Hinkson, de son côté, explique que nos cultures diffèrent énormément lorsqu’il s’agit de la définition même de la lecture. « La lecture en France est une obsession nationale », dit Hinkson. « C’est une culture totalement différente de celle des Etats-Unis. Je veux dire, que des gens vont à la fac pour devenir libraire. C’est une profession. Dans les salons littéraires, les auteurs n’y vont pas pour lire leurs livres, ils y vont pour en discuter avec leur public. Et les questions ne sont pas « D’où vous viennent vos idées ? » ou « A quelle heure aimez-vous écrire? » – non ce sont des discussions de niveau Bac +3 sur les personnages ou le thème général. C’est éprouvant et personnel. Et, je le répète, ces questions sont posées par des lecteurs lambda. Les Américains se sont toujours méfiés des intellectuels. Les Français .. eh bien non. Ils n’ont pas ce réflexe du « Oh tu penses que tu es meilleur que moi parce que tu es plus intelligent ». Du coup, pour un écrivain, cela est très excitant.
Les paroles de Hinkson illustrent parfaitement l’amour des lecteurs, éditeurs et libraires français pour les livres et leur respect pour ceux qui les écrivent. Ils soutiennent les libraires indépendants. ainsi Lippman ajoute : « Les livres sont vraiment importants en France » et Boyle dit : « Ils soutiennent tant les libraires et les éditeurs que cela me fait vraiment quelque chose ». Encore plus, les Français adorent les salons littéraires et traitent les auteurs comme des célébrités quand ils se rendent à un salon.

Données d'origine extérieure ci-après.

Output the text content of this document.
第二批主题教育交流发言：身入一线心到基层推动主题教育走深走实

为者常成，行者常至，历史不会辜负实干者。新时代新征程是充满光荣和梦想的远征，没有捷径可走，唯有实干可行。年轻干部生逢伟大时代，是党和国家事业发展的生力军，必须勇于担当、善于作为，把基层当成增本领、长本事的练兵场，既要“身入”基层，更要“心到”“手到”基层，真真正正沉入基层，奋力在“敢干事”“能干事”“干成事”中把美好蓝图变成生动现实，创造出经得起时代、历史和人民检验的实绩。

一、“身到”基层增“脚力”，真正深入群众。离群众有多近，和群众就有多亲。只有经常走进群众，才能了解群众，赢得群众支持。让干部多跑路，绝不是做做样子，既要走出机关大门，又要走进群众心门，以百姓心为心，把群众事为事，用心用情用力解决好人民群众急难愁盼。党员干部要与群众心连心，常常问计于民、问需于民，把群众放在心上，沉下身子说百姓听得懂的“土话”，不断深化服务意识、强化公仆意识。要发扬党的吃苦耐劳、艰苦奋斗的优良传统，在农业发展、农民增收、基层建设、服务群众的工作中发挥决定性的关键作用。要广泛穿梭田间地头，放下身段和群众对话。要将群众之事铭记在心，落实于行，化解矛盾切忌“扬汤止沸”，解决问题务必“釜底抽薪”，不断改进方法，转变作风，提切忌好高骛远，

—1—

Cela dit, il y a également d’autres éléments qui séparent encore plus nos deux cultures littéraires. David Joy nous explique que l’économie et la pratique de la lecture sont des facteurs essentiels.
« A ceux qui l’ignorent, les Français lisent plus. Il suffit de regarder les statistiques et les Français font toujours partie des dix pays où on lit le plus. Ils sont habituellement autour de la septième place. A l’inverse, aux Etats-Unis, nous sommes heureux si on s’approche de la trentième place. Ici, personne ne lit. Dans ce pays, un tiers de ceux qui obtiennent le bac ne liront plus un seul livre au cours de leur vie. 42% de ceux diplômés d’un BAC+3 ne lisent plus un seul livre une fois l’université terminée. 82% des ménages américains n’ont acheté ou lu un seul livre l’an dernier. 70% des adultes américains n’ont pas mis le pied dans une librairie depuis cinq ans. Le problème est énorme. Ce que j’admire le plus en France, à l’opposé des Etats-Unis, c’est le prix fixe des livres neufs. Les revendeurs doivent respecter ce prix minimum. Ils ne peuvent pas diminuer le prix, comme le fait Amazon qui peut vendre un libre pour une fraction du prix réel, et cela a permis de protéger les librairies indépendantes, qui jouent un rôle essentiel à travers le pays. Ici aux USA, c’est un choix personnel et délibéré de dire que vous êtes prêt à payer le véritable prix d’un livre, or à ce jour les Américains n’ont pas envie ou pas les moyens de faire ce choix. Le résultat est simple : nos librairies indépendantes se battent aujourd’hui pour survivre ».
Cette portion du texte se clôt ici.